Eso es lo que le pasó a Jesús.

Tenía tanto miedo que sangraba. Los médicos describen esta condición como hematidrosis. La ansiedad grave provoca la liberación de sustancias químicas que rompen los capilares de las glándulas sudoríparas. Cuando esto ocurre, el sudor sale teñido de sangre. Jesús estaba más que ansioso; tenía miedo. El miedo es el hermano mayor de la preocupación. Si la preocupación es una bolsa de arpillera, el miedo es un tronco de hormigón. No se movería. Es sorprendente que Jesús sintiera tanto miedo. Pero qué bueno que nos lo haya contado.

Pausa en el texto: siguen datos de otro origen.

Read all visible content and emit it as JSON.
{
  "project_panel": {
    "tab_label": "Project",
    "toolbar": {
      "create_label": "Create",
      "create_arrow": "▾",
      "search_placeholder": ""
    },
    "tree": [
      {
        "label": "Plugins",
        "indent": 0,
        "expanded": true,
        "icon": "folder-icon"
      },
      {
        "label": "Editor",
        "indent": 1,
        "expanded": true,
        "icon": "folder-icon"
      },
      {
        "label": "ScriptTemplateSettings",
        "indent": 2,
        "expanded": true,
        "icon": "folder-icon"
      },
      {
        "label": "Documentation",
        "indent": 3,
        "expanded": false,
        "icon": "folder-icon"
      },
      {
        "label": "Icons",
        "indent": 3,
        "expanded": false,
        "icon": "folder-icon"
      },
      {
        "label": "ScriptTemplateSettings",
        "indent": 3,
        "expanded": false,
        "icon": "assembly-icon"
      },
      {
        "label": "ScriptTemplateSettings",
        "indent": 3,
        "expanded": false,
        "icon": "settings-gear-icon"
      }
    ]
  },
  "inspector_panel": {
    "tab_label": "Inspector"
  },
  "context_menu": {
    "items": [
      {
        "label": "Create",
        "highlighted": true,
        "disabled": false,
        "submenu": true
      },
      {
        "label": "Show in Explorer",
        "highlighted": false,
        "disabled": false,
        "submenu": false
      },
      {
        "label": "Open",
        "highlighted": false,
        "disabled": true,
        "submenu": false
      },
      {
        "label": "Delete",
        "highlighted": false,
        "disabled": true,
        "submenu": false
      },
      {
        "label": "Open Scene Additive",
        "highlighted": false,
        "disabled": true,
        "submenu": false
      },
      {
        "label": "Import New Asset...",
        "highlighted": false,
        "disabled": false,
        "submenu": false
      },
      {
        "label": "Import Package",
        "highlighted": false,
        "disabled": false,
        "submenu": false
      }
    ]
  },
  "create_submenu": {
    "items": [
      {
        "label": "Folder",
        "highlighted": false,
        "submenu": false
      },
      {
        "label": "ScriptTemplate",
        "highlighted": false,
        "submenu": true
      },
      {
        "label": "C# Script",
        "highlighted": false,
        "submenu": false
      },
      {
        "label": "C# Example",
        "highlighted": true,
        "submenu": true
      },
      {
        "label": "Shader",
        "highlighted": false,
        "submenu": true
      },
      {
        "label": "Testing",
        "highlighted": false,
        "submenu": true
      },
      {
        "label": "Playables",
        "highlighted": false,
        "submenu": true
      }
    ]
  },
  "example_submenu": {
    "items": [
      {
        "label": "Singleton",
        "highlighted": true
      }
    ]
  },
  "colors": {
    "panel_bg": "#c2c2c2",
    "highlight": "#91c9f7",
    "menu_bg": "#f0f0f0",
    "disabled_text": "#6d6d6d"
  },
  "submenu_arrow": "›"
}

Tendemos a hacer lo contrario. Pasar por alto nuestros miedos. Los encubrimos. Guardamos nuestras palmas sudorosas en los bolsillos, nuestras náuseas y nuestra boca seca en secreto. No es así con Jesús. No vemos ninguna máscara de fuerza. Pero sí escuchamos una petición de fuerza.

"Padre, si quieres, quita esta copa de sufrimiento". El primero en escuchar su temor es su Padre. Podría haber acudido a su madre. Podría haber confiado en sus discípulos. Podría haber organizado una reunión de oración. Todo habría sido apropiado, pero ninguno era su prioridad. Se dirigió primero a su Padre.

Oh, cómo tendemos a ir a todas partes. Primero al bar, al consejero, al libro de autoayuda o al amigo de al lado. Pero no a Jesús. El primero en escuchar su miedo fue su Padre en el cielo. ¿Cómo soportó Jesús el terror de la crucifixión? Acudió primero al Padre con sus temores.

Haz lo mismo con los tuyos. No evites los Jardines de Getsemaní de la vida. Entra en ellos. Pero no entres en ellos solo. Y mientras estés allí, sé sincero. Golpear el suelo está permitido. Las lágrimas están permitidas. Y si sudas sangre, no serás el primero. Haz lo que hizo Jesús; abre tu corazón. Y sé específico. Jesús lo fue. "Toma esta copa", rezó. Dale a Dios la fecha del evento. Dale el número del vuelo. Háblale de la cita con el médico. Comparta los detalles del traslado de trabajo. Tiene mucho tiempo. También tiene mucha compasión. No cree que sus temores sean tontos o estúpidos. No te dirá que "te animes" o que "te pongas fuerte". Él ha estado donde tú estás. Sabe cómo te sientes.

Y él sabe lo que necesitas. Por eso puntuamos nuestras oraciones como lo hizo Jesús. "Si estás dispuesto..." ¿Estaba Dios dispuesto? Sí y no. No quitó la cruz, pero sí el miedo. Dios no calmó la tormenta, pero calmó al marinero. ¿Quién puede decir que no hará lo mismo por ti?

Filipenses 4:6 nos recuerda: "No os afanéis por nada, sino que en toda situación, con oración y ruego, y con acción de gracias, presentad vuestras peticiones a Dios". No midas el tamaño de la montaña; habla con Aquel que puede moverla. En lugar de llevar el mundo sobre tus hombros, habla con Aquel que sostiene el universo sobre los suyos. La esperanza está a una mirada de distancia. Tal vez hayas dejado que el miedo gobierne tu vida en el pasado, pero hoy, entrega tus miedos a Dios. Nunca es demasiado tarde para empezar de nuevo.